Electron microscopy of EDS shows destruction of collagen fibrils, presenting a characteristic appearance called “collagen flowers.”
In the classical type, COL5A1/COL5A2 mutations cause abnormal type V collagen, and assembly of type I and III collagen is also impaired1). Although type V collagen is a minor component, it is widely distributed in tissues containing type I collagen (skin, tendons, ligaments, cornea, sclera). Dysregulation in heterotypic type I/V fibril formation is thought to underlie corneal thinning and eyelid laxity2).
In classic EDS (types I/II), mutations in COL5A1/COL5A2 cause impaired synthesis of type V collagen. Type V collagen is incorporated into type I collagen fibrils of the cornea and sclera. In EDS patients, laxity of the upper eyelids, reduced total type V collagen, and decreased corneal thickness have been reported 2). Abnormal interaction between type I and type V collagen has been hypothesized as a mechanism of floppy eyelid syndrome (FES) 3).
Keratoconus associated with EDS reflects increased degradation of corneal collagen. In keratoconus, elevated matrix metalloproteinase (MMP) activity and decreased tissue inhibitors of metalloproteinases (TIMPs) have been demonstrated 4). EDS, as a connective tissue disorder associated with abnormal collagen and hyperelasticity, is considered a risk factor for keratoconus4).
Vascular EDS (vEDS): COL3A1 mutations cause abnormal type III collagen, leading to fragility of arterial and intestinal walls. There is a risk of sudden death from arterial rupture in the 30s to 40s. Ocular complications may include internal carotid artery-cavernous sinus fistula and subretinal hemorrhage.
Kyphoscoliotic EDS (kEDS): Caused by lysyl hydroxylase deficiency due to PLOD1 mutations. Scleral fragility leads to globe rupture, lens dislocation, and retinal detachment.
The 2017 international classification established 13 subtypes 1), enabling precise subtype classification based on molecular diagnosis. With the widespread use of next-generation sequencing, the genetic basis of previously unclassified cases is being elucidated.
In fibroblasts from hypermobile EDS (hEDS), enhanced fibroblast-to-myofibroblast transition (FMT) has been demonstrated. This change, mediated by αVβ3 integrin-ILK-Snail1/Slug signaling, is noted as an abnormality in connective tissue remodeling.
Advances in corneal topography and tomography are enabling early detection of potential corneal ectasia in EDS patients 4). Regular corneal shape analysis in EDS patients is increasingly recommended.

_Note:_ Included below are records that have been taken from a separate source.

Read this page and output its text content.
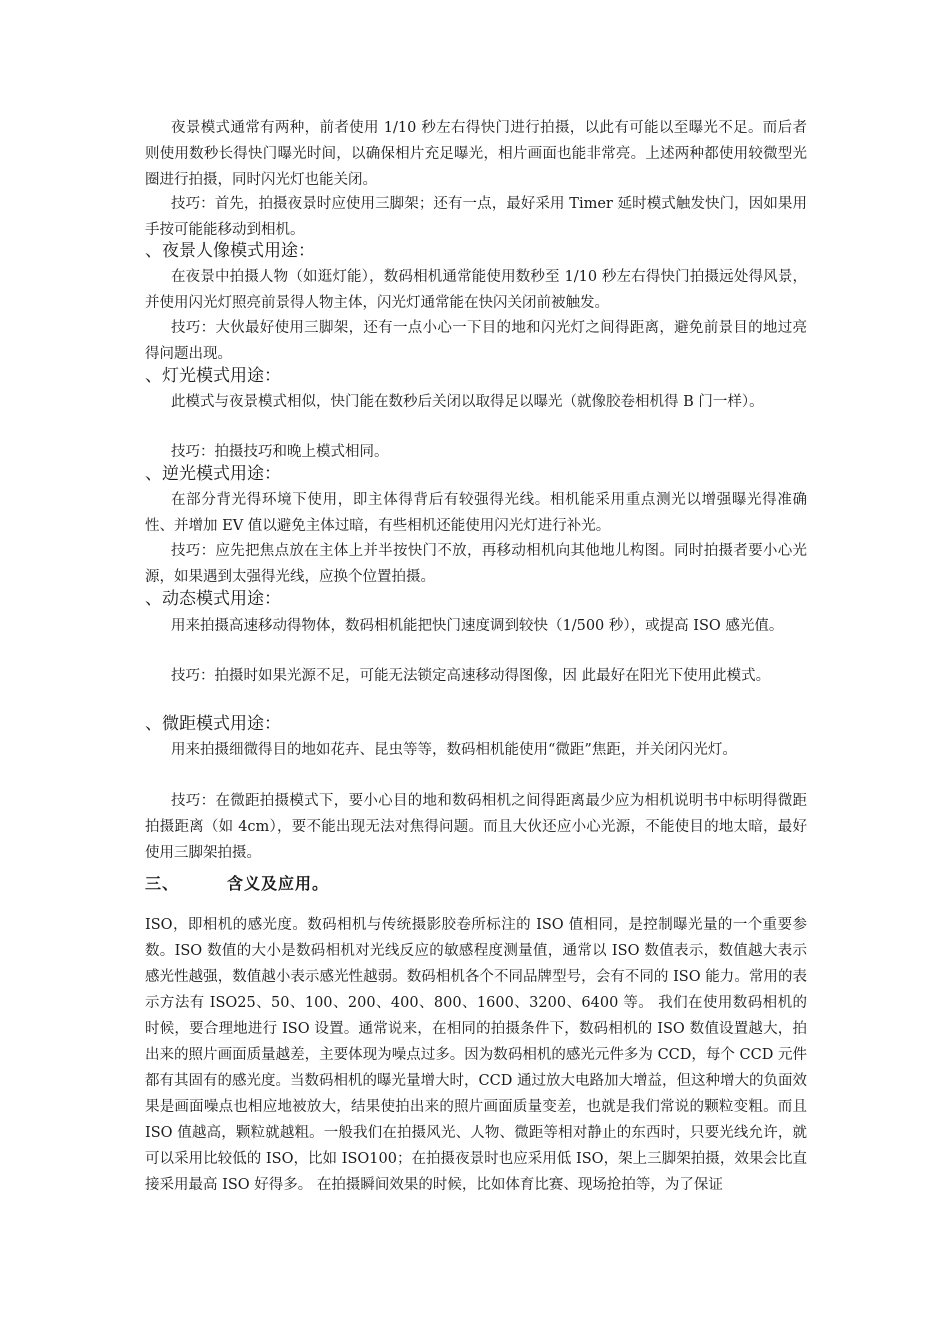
夜景模式通常有两种，前者使用 1/10 秒左右得快门进行拍摄，以此有可能以至曝光不足。而后者则使用数秒长得快门曝光时间，以确保相片充足曝光，相片画面也能非常亮。上述两种都使用较微型光圈进行拍摄，同时闪光灯也能关闭。

技巧：首先，拍摄夜景时应使用三脚架；还有一点，最好采用 Timer 延时模式触发快门，因如果用手按可能能移动到相机。

、夜景人像模式用途：

在夜景中拍摄人物（如逛灯能），数码相机通常能使用数秒至 1/10 秒左右得快门拍摄远处得风景，并使用闪光灯照亮前景得人物主体，闪光灯通常能在快闪关闭前被触发。

技巧：大伙最好使用三脚架，还有一点小心一下目的地和闪光灯之间得距离，避免前景目的地过亮得问题出现。

、灯光模式用途：

此模式与夜景模式相似，快门能在数秒后关闭以取得足以曝光（就像胶卷相机得 B 门一样）。

技巧：拍摄技巧和晚上模式相同。

、逆光模式用途：

在部分背光得环境下使用，即主体得背后有较强得光线。相机能采用重点测光以增强曝光得准确性、并增加 EV 值以避免主体过暗，有些相机还能使用闪光灯进行补光。

技巧：应先把焦点放在主体上并半按快门不放，再移动相机向其他地儿构图。同时拍摄者要小心光源，如果遇到太强得光线，应换个位置拍摄。

、动态模式用途：

用来拍摄高速移动得物体，数码相机能把快门速度调到较快（1/500 秒），或提高 ISO 感光值。

技巧：拍摄时如果光源不足，可能无法锁定高速移动得图像，因 此最好在阳光下使用此模式。

、微距模式用途：

用来拍摄细微得目的地如花卉、昆虫等等，数码相机能使用“微距”焦距，并关闭闪光灯。

技巧：在微距拍摄模式下，要小心目的地和数码相机之间得距离最少应为相机说明书中标明得微距拍摄距离（如 4cm），要不能出现无法对焦得问题。而且大伙还应小心光源，不能使目的地太暗，最好使用三脚架拍摄。

三、	含义及应用。

ISO，即相机的感光度。数码相机与传统摄影胶卷所标注的 ISO 值相同，是控制曝光量的一个重要参数。ISO 数值的大小是数码相机对光线反应的敏感程度测量值，通常以 ISO 数值表示，数值越大表示感光性越强，数值越小表示感光性越弱。数码相机各个不同品牌型号，会有不同的 ISO 能力。常用的表示方法有 ISO25、50、100、200、400、800、1600、3200、6400 等。 我们在使用数码相机的时候，要合理地进行 ISO 设置。通常说来，在相同的拍摄条件下，数码相机的 ISO 数值设置越大，拍出来的照片画面质量越差，主要体现为噪点过多。因为数码相机的感光元件多为 CCD，每个 CCD 元件都有其固有的感光度。当数码相机的曝光量增大时，CCD 通过放大电路加大增益，但这种增大的负面效果是画面噪点也相应地被放大，结果使拍出来的照片画面质量变差，也就是我们常说的颗粒变粗。而且 ISO 值越高，颗粒就越粗。一般我们在拍摄风光、人物、微距等相对静止的东西时，只要光线允许，就可以采用比较低的 ISO，比如 ISO100；在拍摄夜景时也应采用低 ISO，架上三脚架拍摄，效果会比直接采用最高 ISO 好得多。 在拍摄瞬间效果的时候，比如体育比赛、现场抢拍等，为了保证
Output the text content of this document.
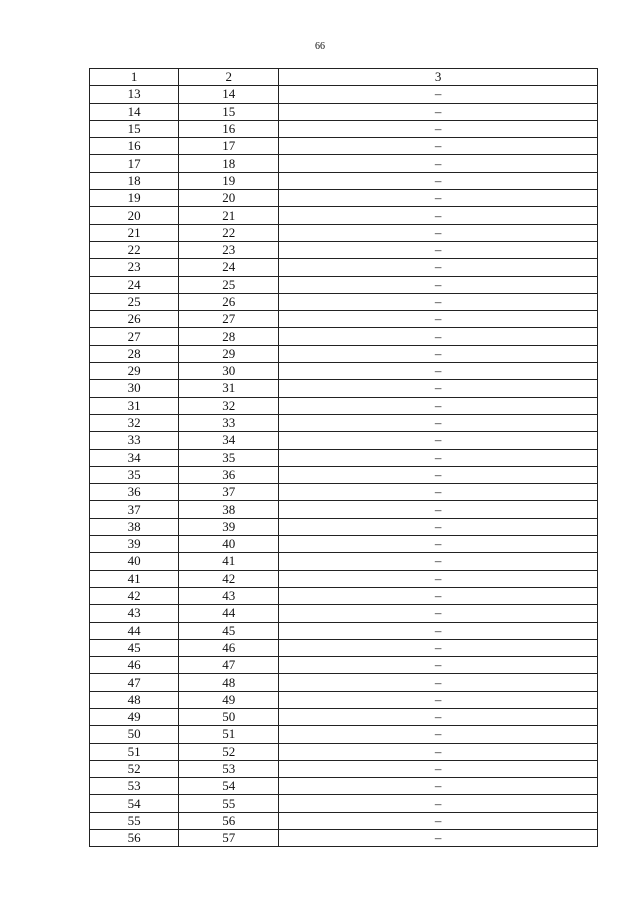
66
1	2	3
13	14	–
14	15	–
15	16	–
16	17	–
17	18	–
18	19	–
19	20	–
20	21	–
21	22	–
22	23	–
23	24	–
24	25	–
25	26	–
26	27	–
27	28	–
28	29	–
29	30	–
30	31	–
31	32	–
32	33	–
33	34	–
34	35	–
35	36	–
36	37	–
37	38	–
38	39	–
39	40	–
40	41	–
41	42	–
42	43	–
43	44	–
44	45	–
45	46	–
46	47	–
47	48	–
48	49	–
49	50	–
50	51	–
51	52	–
52	53	–
53	54	–
54	55	–
55	56	–
56	57	–
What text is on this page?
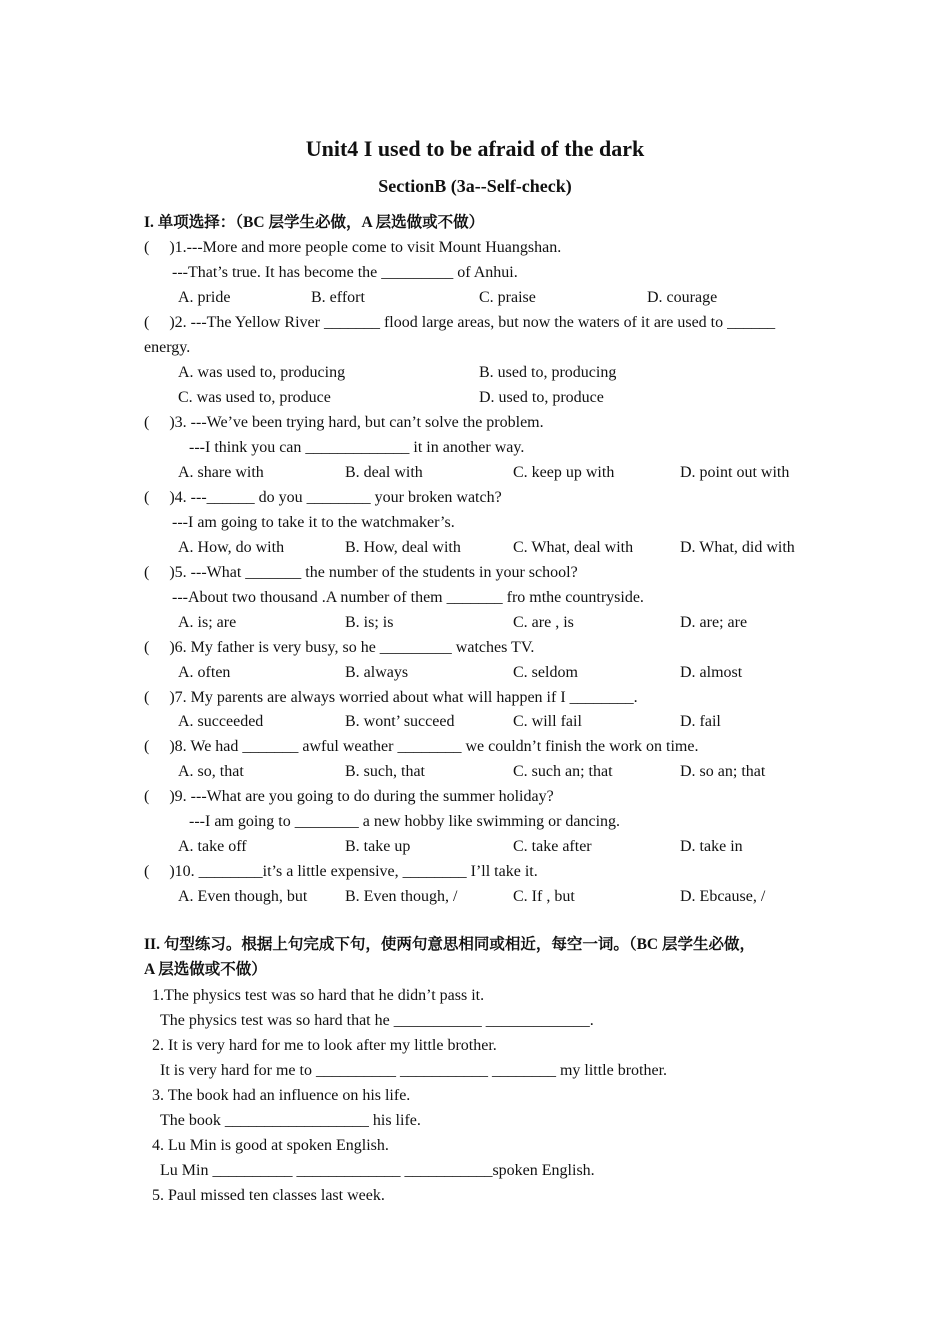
Unit4 I used to be afraid of the dark
SectionB (3a--Self-check)
I. 单项选择：（BC 层学生必做，A 层选做或不做）
(     )1.---More and more people come to visit Mount Huangshan.
---That’s true. It has become the _________ of Anhui.
A. pride	B. effort	C. praise	D. courage
(     )2. ---The Yellow River _______ flood large areas, but now the waters of it are used to ______
energy.
A. was used to, producing	B. used to, producing
C. was used to, produce	D. used to, produce
(     )3. ---We’ve been trying hard, but can’t solve the problem.
---I think you can _____________ it in another way.
A. share with	B. deal with	C. keep up with	D. point out with
(     )4. ---______ do you ________ your broken watch?
---I am going to take it to the watchmaker’s.
A. How, do with	B. How, deal with	C. What, deal with	D. What, did with
(     )5. ---What _______ the number of the students in your school?
---About two thousand .A number of them _______ fro mthe countryside.
A. is; are	B. is; is	C. are , is	D. are; are
(     )6. My father is very busy, so he _________ watches TV.
A. often	B. always	C. seldom	D. almost
(     )7. My parents are always worried about what will happen if I ________.
A. succeeded	B. wont’ succeed	C. will fail	D. fail
(     )8. We had _______ awful weather ________ we couldn’t finish the work on time.
A. so, that	B. such, that	C. such an; that	D. so an; that
(     )9. ---What are you going to do during the summer holiday?
---I am going to ________ a new hobby like swimming or dancing.
A. take off	B. take up	C. take after	D. take in
(     )10. ________it’s a little expensive, ________ I’ll take it.
A. Even though, but B. Even though, /	C. If , but	D. Ebcause, /
II. 句型练习。根据上句完成下句，使两句意思相同或相近，每空一词。（BC 层学生必做，
A 层选做或不做）
1.The physics test was so hard that he didn’t pass it.
The physics test was so hard that he ___________ _____________.
2. It is very hard for me to look after my little brother.
It is very hard for me to __________ ___________ ________ my little brother.
3. The book had an influence on his life.
The book __________________ his life.
4. Lu Min is good at spoken English.
Lu Min __________ _____________ ___________spoken English.
5. Paul missed ten classes last week.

The causative gene for hEDS has not yet been identified. Building evidence for chronic pain management is also an important challenge 1). In the ophthalmology field, clarification of the causal relationship between floppy eyelids and type V collagen abnormalities 2), development of corneal reinforcement methods for BCS, and improvement of safety in ophthalmic surgery for EDS patients are required.
Fajardo-Jiménez MJ, Tejada-Moreno JA, Mejía-García A, et al. Ehlers-Danlos: A Literature Review and Case Report in a Colombian Woman with Multiple Comorbidities. Genes. 2022;13(11):2118.
Salinas CM, et al. Floppy eyelid syndrome: A comprehensive review. Ocul Surf. 2020;18(1):1-9.